Published 19 Jun 2024 in cs.CL and cs.AI
ClinicalLab: Aligning Agents for Multi-Departmental Clinical Diagnostics in the Real World

Abstract: LLMs have achieved significant performance progress in various NLP applications. However, LLMs still struggle to meet the strict requirements for accuracy and reliability in the medical field and face many challenges in clinical applications. Existing clinical diagnostic evaluation benchmarks for evaluating medical agents powered by LLMs have severe limitations. Firstly, most existing medical evaluation benchmarks face the risk of data leakage or contamination. Secondly, existing benchmarks often neglect the characteristics of multiple departments and specializations in modern medical practice. Thirdly, existing evaluation methods are limited to multiple-choice questions, which do not align with the real-world diagnostic scenarios. Lastly, existing evaluation methods lack comprehensive evaluations of end-to-end real clinical scenarios. These limitations in benchmarks in turn obstruct advancements of LLMs and agents for medicine. To address these limitations, we introduce ClinicalLab, a comprehensive clinical diagnosis agent alignment suite. ClinicalLab includes ClinicalBench, an end-to-end multi-departmental clinical diagnostic evaluation benchmark for evaluating medical agents and LLMs. ClinicalBench is based on real cases that cover 24 departments and 150 diseases. ClinicalLab also includes four novel metrics (ClinicalMetrics) for evaluating the effectiveness of LLMs in clinical diagnostic tasks. We evaluate 17 LLMs and find that their performance varies significantly across different departments. Based on these findings, in ClinicalLab, we propose ClinicalAgent, an end-to-end clinical agent that aligns with real-world clinical diagnostic practices. We systematically investigate the performance and applicable scenarios of variants of ClinicalAgent on ClinicalBench. Our findings demonstrate the importance of aligning with modern medical practices in designing medical agents.

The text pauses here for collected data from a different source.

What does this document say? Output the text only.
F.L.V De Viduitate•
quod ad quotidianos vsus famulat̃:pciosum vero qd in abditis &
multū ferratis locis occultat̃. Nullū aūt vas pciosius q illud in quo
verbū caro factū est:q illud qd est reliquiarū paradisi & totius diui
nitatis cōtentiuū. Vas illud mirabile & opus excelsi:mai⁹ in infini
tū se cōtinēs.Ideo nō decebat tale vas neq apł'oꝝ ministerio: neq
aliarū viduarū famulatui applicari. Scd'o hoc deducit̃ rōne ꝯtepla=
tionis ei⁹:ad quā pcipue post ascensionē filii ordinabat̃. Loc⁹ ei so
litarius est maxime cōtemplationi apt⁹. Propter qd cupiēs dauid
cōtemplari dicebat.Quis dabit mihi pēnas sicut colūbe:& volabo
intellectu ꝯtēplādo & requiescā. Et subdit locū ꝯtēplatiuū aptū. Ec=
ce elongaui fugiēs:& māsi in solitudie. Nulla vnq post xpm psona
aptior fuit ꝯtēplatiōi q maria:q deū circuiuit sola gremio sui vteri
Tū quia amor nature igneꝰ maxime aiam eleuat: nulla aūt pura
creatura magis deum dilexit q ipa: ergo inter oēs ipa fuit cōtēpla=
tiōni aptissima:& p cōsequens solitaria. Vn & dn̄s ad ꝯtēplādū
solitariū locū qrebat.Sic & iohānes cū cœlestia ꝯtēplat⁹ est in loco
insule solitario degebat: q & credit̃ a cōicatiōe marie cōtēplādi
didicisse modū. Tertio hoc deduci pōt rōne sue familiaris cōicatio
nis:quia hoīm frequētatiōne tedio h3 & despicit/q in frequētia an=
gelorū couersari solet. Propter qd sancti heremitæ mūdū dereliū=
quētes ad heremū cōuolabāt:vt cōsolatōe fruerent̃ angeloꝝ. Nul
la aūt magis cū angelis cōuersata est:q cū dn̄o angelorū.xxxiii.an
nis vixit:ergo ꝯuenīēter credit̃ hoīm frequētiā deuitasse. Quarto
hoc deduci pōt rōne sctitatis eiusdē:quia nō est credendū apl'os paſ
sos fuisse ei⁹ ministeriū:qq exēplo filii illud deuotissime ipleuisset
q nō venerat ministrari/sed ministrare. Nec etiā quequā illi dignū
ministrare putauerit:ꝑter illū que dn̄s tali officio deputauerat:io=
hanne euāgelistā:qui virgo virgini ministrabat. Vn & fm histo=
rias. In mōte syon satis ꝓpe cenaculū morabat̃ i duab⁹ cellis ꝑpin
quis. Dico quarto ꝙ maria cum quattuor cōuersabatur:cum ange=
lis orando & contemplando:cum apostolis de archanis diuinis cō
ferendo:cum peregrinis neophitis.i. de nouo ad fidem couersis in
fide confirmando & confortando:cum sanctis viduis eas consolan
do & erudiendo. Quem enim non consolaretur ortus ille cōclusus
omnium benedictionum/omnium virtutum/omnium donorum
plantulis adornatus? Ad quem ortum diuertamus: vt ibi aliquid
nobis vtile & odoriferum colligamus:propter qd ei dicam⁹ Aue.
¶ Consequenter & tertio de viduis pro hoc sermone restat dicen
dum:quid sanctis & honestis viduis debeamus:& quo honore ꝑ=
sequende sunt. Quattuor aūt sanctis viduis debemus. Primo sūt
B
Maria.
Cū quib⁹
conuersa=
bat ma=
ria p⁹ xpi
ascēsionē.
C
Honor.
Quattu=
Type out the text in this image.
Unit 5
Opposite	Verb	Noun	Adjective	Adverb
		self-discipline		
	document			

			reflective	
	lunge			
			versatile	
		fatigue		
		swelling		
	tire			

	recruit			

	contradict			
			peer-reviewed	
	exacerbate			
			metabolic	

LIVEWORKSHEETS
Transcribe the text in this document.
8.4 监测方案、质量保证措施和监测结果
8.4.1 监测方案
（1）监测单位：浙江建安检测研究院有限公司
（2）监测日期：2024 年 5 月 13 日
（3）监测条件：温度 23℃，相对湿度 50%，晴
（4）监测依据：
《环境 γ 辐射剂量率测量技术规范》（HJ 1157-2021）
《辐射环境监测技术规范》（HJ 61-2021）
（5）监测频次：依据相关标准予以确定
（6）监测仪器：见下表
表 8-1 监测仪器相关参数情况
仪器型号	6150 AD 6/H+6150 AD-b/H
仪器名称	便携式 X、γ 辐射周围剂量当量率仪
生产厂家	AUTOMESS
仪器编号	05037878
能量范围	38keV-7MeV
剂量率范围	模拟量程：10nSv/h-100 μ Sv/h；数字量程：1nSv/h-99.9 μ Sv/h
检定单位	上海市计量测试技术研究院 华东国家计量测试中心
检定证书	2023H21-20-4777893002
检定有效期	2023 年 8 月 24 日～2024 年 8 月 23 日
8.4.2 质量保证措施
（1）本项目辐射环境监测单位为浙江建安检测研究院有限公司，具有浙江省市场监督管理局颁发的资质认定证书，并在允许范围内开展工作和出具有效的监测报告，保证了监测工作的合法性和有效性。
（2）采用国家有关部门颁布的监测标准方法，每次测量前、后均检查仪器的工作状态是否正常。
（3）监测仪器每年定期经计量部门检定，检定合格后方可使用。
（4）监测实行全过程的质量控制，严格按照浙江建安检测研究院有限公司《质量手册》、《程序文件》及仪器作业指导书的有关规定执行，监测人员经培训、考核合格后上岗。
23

Comprehensive Evaluation Framework for Clinical Diagnostics: An Analysis of ClinicalLab

The paper "ClinicalLab: Aligning Agents for Multi-Departmental Clinical Diagnostics in the Real World" presents an extensive investigation into the application of LLMs in multi-disciplinary medical diagnostics, addressing key shortcomings in current methodologies and data evaluations. It introduces ClinicalLab, a multifaceted framework involving new benchmarks, metrics, and an agent designed for real-world clinical diagnostics.

At the heart of ClinicalLab is the ClinicalBench, a novel benchmark specifically devised to cover end-to-end clinical diagnostic scenarios across 24 departments and 150 diseases. This benchmark is lauded for its use of real-world data that circumvents issues of data leakage, thus providing a more robust ground for evaluating LLMs in medical diagnostics. With 1,500 detailed cases, ClinicalBench challenges models with tasks spanning department guidance, clinical diagnosis, and imaging diagnosis, a complexity not provided by previous medical benchmarks which typically restrict evaluations to multiple-choice questions with potential biases.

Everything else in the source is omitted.